Em um tempo bicudo, ela, em situação financeira complicada, propus que fabricássemos uns biscoitinhos amanteigados para vender. Simone tinha boa mão para a culinária e fazia saborosos pães e bolos, apesar do pouco ou nenhum cuidado quanto ao acabamento dos mesmos. E assim, decidimos levar a idéia adiante e transformamos a pequena cozinha do seu apartamento em nosso louco laboratório de experimentações. Foi uma empreitada. Eu sugeria sabores e formatos diversos. Ela concordava com tudo. Inventamos tantas misturas (amanteigados com gergelim, com amêndoas, com conhaque, com chocolate, com doce de leite, com passas ao rum...) que nos atrapalhamos na hora de identificar cada porção de biscoito. Montados os saquinhos e devidamente arrumados numa grande cesta de vime, saímos pela feira hippie de Ipanema utilizando a seguinte estratégia de vendas: para cada um adquirido, o cliente teria o direito de pedir uma das canções relacionadas em um cardápio musical exótico e variado com um pouco de cada coisa: MPB, tango, samba, rock, forró... E eu me esforçava nas imitações mais esquisitas. Ia de Gal, Clementina, Bethânia, Adoniran, Caetano, Cauby, Tetê Espíndola, Agnaldo Timóteo e até Dalva.
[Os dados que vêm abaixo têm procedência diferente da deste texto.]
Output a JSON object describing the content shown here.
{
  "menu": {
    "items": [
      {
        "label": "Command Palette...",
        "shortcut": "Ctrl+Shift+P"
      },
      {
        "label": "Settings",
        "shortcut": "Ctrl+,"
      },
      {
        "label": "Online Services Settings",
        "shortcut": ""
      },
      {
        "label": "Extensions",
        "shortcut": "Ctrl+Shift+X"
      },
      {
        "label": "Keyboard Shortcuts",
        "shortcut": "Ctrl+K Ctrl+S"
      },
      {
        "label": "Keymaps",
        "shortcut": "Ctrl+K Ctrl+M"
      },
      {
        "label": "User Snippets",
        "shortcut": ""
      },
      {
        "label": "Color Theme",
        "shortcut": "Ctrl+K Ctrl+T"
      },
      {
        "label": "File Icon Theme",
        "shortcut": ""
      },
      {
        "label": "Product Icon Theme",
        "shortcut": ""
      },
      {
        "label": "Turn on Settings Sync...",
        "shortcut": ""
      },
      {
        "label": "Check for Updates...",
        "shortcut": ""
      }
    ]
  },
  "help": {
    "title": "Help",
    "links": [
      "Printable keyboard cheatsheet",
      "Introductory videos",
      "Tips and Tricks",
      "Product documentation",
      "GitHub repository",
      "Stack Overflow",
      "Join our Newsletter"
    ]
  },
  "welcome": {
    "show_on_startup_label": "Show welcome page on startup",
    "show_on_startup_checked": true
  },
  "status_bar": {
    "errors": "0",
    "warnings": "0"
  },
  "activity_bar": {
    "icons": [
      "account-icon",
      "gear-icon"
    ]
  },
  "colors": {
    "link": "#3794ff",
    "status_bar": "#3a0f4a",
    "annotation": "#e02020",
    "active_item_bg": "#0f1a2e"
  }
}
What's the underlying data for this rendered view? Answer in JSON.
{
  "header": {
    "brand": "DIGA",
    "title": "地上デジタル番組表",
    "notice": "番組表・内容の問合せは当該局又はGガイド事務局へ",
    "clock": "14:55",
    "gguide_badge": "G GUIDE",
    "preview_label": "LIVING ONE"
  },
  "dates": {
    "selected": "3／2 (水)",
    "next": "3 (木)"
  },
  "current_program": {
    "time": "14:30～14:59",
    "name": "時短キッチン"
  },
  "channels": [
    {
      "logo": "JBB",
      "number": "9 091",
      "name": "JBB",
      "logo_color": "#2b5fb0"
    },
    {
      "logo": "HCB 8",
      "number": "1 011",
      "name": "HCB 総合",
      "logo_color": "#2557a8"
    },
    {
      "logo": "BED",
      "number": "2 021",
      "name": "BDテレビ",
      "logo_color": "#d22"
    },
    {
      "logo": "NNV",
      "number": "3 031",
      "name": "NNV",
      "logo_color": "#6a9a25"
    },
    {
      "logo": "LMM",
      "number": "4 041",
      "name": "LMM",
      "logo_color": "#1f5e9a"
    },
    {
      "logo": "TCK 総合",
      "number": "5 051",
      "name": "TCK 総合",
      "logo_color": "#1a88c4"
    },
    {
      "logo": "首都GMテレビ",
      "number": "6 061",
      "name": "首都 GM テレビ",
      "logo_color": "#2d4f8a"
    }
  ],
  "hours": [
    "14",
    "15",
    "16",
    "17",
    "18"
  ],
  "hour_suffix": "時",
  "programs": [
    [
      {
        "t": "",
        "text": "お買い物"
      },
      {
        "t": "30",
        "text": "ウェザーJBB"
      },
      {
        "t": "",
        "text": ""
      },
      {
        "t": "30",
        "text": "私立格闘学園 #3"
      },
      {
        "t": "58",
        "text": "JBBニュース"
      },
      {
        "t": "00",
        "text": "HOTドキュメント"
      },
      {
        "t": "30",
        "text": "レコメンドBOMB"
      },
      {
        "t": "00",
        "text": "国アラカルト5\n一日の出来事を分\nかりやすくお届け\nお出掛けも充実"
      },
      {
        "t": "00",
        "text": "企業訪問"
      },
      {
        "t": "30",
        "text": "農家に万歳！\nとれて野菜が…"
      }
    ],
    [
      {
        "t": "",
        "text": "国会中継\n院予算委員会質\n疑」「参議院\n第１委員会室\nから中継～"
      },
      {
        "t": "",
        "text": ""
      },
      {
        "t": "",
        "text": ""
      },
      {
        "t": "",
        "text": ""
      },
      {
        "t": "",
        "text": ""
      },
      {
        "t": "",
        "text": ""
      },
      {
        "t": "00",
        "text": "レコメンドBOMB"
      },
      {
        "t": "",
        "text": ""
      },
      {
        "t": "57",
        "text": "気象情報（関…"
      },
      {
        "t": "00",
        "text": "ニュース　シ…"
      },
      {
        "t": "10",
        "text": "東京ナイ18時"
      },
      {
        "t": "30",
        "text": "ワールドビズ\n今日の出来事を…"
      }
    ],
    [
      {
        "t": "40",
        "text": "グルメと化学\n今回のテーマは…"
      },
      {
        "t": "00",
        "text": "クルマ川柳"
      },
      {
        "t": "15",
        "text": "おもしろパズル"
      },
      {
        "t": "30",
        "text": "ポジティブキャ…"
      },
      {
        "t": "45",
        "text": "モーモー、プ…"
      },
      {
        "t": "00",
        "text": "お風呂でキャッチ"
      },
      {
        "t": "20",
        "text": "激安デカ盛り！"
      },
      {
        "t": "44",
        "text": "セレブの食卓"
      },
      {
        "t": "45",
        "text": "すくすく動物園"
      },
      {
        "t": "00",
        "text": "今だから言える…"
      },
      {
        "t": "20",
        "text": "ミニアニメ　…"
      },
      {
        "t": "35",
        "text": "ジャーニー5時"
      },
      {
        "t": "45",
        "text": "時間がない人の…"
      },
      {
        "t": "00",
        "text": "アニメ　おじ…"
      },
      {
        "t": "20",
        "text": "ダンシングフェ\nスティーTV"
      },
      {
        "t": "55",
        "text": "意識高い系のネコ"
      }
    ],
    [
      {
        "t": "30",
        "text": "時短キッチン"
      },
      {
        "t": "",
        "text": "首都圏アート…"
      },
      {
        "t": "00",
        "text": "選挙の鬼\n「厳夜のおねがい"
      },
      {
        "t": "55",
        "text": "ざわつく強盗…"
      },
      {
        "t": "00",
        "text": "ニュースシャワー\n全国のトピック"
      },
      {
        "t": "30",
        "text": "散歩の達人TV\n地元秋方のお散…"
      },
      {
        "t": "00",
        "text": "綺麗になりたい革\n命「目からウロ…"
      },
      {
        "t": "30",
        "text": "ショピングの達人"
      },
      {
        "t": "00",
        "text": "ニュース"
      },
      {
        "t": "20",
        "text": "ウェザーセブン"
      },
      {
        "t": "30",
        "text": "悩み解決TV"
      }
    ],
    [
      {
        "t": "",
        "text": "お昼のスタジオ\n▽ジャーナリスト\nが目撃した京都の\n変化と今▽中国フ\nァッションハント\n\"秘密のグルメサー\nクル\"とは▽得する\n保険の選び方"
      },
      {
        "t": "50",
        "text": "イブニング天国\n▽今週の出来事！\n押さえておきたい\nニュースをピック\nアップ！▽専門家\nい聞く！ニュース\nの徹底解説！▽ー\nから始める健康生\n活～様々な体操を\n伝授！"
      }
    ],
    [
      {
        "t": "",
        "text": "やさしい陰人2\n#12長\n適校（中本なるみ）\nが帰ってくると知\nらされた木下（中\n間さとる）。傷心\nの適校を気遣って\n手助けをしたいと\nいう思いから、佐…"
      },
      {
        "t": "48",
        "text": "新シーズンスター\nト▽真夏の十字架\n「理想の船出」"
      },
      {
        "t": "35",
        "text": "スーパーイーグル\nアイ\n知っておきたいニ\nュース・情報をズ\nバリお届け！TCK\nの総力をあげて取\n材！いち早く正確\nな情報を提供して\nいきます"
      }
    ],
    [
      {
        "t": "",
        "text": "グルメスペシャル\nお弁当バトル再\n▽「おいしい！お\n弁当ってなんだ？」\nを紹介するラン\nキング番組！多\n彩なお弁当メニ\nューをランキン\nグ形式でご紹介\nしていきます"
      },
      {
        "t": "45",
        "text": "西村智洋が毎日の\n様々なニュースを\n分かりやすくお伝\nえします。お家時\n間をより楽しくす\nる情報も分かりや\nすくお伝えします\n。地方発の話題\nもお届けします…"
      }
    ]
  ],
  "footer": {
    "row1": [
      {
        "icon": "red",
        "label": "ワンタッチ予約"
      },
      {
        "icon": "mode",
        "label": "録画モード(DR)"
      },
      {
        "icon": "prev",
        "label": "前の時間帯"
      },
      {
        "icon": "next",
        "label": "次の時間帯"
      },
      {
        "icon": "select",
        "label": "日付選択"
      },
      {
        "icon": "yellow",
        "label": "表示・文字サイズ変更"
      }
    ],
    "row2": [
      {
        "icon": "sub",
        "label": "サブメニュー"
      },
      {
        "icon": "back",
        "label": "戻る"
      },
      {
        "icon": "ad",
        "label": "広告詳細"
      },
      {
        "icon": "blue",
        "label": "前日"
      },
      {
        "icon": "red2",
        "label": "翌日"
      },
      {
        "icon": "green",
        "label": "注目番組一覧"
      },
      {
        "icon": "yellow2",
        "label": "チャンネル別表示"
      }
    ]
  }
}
Não foi um sucesso de vendas, mas o saldo não poderia ser melhor: conseguimos três lojas interessadas nos tais biscoitos.
Anteriormente, havíamos experimentado um fracasso. Simone ganhara de uma amiga quatro telhas com gravuras decalcadas envelhecidas. Como recusar tal regalo? Ela me ligou pedindo conselhos. Não sabia o que fazer com aquilo.
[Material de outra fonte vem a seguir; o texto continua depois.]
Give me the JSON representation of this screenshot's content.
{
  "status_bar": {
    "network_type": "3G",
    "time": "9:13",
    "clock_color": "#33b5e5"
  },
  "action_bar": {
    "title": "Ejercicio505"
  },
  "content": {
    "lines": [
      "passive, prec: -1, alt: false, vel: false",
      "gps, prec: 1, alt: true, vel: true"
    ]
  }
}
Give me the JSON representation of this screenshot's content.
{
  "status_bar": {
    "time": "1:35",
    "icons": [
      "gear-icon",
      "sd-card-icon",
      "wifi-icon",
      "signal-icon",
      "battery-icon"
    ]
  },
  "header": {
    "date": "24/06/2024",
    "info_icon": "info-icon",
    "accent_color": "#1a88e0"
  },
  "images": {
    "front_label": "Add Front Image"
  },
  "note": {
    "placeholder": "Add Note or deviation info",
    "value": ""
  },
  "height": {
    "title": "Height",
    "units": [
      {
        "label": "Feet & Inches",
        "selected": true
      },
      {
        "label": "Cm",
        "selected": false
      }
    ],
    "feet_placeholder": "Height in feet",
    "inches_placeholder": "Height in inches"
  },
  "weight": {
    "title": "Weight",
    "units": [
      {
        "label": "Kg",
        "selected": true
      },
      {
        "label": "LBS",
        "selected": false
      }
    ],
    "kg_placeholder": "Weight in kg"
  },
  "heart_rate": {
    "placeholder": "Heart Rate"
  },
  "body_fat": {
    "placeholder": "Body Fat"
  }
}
Fui até o seu apartamento para conferir.
Realmente eram de um tremendo mau gosto...
Propus que tentássemos vender aquelas coisas na feirinha do calçadão de Copacabana.
Ela ficou receosa, disse não ter coragem de se expor, mas acabou aceitando.
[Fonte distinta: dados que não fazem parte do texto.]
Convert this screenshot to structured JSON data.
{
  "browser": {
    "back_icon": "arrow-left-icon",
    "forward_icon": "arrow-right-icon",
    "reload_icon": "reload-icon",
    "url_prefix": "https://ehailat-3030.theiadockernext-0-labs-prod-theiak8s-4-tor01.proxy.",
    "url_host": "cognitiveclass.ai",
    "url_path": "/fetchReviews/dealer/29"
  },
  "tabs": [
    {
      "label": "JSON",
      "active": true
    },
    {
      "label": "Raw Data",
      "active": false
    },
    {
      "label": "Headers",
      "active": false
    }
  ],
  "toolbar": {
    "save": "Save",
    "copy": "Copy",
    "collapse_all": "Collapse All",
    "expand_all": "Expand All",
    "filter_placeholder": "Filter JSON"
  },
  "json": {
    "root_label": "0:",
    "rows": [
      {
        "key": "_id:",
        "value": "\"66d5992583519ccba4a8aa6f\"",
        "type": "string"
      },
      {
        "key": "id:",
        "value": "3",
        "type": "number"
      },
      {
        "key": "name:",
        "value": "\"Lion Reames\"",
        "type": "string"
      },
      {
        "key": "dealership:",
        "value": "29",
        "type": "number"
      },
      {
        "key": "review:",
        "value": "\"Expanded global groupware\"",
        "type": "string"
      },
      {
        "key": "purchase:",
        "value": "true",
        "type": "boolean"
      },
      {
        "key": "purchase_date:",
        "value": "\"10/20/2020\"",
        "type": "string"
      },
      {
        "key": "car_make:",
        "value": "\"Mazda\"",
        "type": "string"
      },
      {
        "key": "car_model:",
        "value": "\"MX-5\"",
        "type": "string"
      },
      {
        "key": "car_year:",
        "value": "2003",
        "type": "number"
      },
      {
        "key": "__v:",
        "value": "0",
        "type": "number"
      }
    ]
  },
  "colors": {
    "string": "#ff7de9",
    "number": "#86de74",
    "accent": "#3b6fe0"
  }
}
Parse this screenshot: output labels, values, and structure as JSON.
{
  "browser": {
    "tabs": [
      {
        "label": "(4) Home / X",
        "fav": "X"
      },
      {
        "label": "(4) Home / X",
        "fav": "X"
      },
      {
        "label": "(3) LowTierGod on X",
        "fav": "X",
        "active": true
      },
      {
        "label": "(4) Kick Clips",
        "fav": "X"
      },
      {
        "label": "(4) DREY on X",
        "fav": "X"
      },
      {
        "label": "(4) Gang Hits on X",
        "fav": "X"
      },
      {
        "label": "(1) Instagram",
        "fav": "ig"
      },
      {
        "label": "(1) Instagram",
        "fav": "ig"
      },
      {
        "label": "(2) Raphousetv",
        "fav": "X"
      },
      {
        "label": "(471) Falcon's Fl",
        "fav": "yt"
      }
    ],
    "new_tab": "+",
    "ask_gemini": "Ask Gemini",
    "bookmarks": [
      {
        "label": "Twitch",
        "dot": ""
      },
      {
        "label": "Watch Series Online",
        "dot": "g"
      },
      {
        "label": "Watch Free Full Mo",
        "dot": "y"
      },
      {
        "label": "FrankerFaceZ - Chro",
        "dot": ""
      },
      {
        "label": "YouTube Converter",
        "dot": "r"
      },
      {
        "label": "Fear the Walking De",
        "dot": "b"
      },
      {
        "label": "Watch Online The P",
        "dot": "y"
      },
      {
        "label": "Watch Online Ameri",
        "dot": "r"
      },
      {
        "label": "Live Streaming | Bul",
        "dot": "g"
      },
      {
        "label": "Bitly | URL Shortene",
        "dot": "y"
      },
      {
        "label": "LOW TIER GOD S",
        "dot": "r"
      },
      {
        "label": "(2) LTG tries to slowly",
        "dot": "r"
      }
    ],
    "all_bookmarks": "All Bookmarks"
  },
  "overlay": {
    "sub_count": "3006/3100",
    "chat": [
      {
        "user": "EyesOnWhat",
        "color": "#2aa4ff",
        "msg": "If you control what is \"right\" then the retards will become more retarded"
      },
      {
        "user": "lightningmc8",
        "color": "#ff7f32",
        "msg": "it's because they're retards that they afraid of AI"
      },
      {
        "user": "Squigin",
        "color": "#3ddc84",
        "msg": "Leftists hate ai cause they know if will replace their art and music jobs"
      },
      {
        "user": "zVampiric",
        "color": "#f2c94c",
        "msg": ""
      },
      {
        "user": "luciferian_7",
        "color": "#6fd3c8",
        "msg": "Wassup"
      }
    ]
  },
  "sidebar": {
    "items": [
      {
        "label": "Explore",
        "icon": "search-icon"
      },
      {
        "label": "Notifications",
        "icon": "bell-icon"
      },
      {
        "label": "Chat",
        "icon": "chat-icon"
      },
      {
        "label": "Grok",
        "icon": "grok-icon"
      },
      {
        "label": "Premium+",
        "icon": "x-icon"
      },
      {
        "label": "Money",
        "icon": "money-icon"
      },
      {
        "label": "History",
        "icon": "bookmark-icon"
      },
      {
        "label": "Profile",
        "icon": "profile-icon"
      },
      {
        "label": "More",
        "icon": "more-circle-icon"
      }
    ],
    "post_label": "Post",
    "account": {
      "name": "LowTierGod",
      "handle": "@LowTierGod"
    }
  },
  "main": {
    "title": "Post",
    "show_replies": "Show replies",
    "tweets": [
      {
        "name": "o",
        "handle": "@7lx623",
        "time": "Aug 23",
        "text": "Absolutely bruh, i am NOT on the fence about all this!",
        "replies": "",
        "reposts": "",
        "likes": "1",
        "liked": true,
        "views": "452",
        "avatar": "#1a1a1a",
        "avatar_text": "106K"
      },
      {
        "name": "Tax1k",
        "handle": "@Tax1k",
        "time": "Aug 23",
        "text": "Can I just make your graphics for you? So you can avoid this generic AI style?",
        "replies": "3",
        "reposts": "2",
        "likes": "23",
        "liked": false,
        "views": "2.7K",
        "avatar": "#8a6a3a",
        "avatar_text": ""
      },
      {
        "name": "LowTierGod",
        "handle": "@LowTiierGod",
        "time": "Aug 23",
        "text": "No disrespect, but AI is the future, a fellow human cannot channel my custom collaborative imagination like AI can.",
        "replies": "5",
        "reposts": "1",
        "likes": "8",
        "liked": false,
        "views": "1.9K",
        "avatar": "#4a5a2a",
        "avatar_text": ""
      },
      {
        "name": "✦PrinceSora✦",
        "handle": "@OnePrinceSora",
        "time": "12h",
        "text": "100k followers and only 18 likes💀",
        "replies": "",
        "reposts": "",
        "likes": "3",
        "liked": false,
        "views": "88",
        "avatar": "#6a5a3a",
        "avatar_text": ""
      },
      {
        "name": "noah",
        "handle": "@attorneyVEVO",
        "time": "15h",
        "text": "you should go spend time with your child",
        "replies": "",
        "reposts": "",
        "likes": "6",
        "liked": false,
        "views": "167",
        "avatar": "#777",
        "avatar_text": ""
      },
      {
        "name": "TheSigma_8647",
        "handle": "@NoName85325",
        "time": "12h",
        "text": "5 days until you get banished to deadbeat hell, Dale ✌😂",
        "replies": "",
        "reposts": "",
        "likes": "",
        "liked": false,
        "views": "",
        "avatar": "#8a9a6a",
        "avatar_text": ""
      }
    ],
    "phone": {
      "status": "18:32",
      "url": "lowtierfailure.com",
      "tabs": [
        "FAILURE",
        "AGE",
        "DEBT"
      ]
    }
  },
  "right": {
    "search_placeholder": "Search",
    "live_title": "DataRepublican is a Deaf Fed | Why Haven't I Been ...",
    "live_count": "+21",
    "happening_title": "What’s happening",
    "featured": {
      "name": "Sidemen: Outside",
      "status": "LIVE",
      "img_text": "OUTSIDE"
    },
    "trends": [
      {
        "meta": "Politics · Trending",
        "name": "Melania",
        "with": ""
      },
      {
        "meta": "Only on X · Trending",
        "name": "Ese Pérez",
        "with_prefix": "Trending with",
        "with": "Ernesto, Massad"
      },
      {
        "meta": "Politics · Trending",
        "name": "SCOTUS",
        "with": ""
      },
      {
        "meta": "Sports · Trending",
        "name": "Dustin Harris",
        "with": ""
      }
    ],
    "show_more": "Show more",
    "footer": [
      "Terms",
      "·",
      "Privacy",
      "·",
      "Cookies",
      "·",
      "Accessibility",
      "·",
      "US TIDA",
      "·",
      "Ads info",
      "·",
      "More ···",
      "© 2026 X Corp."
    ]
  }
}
Abrimos uma toalha xadrez, dessas de piquenique, diante de um hotel e espalhamos as ditas cujas nela. Uma tarde inteira ficamos ali. As pessoas passavam, olhavam nossa mercadoria com desprezo e seguiam retas. Quase escurecendo, eis que vem uma senhora com sua filha pela mão. Pararam diante das telhas e a mulher se admirou:
“Que coisa linda! Adorei! Quanto custa?”
“Cinquenta o par”, respondi.
“Ah... Eu vou levar pra botar na minha sala.”
Eu e Simone nos animamos.
Mas a garotinha repreendeu imediatamente.
“Não acredito! Você vai ter coragem de comprar essas porcarias?”
“Mas... filha...”
Olhamos com ódio para aquela criança dos infernos. Ela insistiu em nos desafiar.
“Se a senhora comprar esse lixo, não falo mais com a senhora.”
“Filha... São bonitos...”
“Vamos embora, mãe! Que mau gosto! Isso é lixo! Coisa de gente porca!”
A mulher se desculpou pela falta de modos da capetinha e foram embora.
Arrasados, ainda com ódio mortal da menina, catamos aquela tranqueira toda e despejamos tudo na primeira lixeira que encontramos.